Dave Smith died on May 28, 2018.

Harold Carlaw


There are few names in the Ontario collision repair community that carry the same weight as Carlaw.

If you’ve had a car repaired in eastern Ontario at some point in the last seventy years, there is a distinct possibility that that repair was brought to you by a Carlaw; a true collision repair dynasty, and Harold was its patriarch.

Harold Carlaw came in at the ground floor of collision repair in the early 1950’s, running Campbellford Auto Body, in part, by supplementing the business with the sale of scrap and artefacts from WWII aircraft; a passion of Harold’s that would evolve alongside the growth of his collision repair business.

Harold Carlaw passed away at Campbellford Memorial Hospital on Dec. 6, 2010.

Chris O’Neill


Change is a scary thing when it comes and you aren’t ready; it’s scary even if you are. When an abrupt, fundamental change occurs, some look to cut their losses and get out ahead of the uncertainty. Others look to a trailblazer like Chris O’Neill to light the path to continued success.

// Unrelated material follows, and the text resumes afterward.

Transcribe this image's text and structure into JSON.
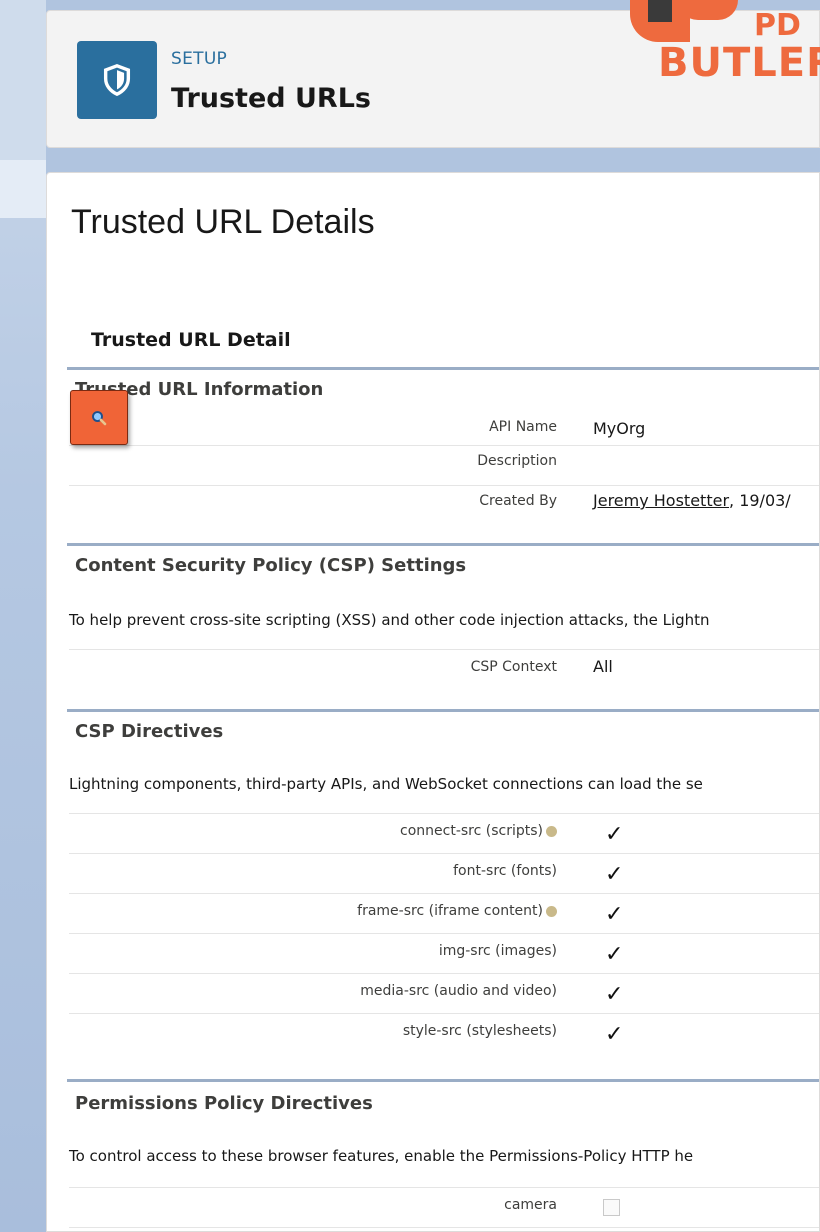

When waterborne paint legislation had the collision industry sweating, Chris and his team at Fix Auto St. John’s managed to stay stoic and face the challenge head-on.

Chris helped open Fix Auto St. John’s in late 2010, but has been a fixture in his community for far longer.

He is remembered as the caring, empathetic man who grew up playing street hockey on Cornwall Crescent; the man who taught his friends and family to drive stick.

With the loss of Chris, the collision industry suffered yet another abrupt, fundamental change. But in change there is always the hope that a new light will emerge, and it seems safe to say that Chris’ light influenced many future torchbearers of the collision industry.

Chris O’Neill passed away on February 18, 2021.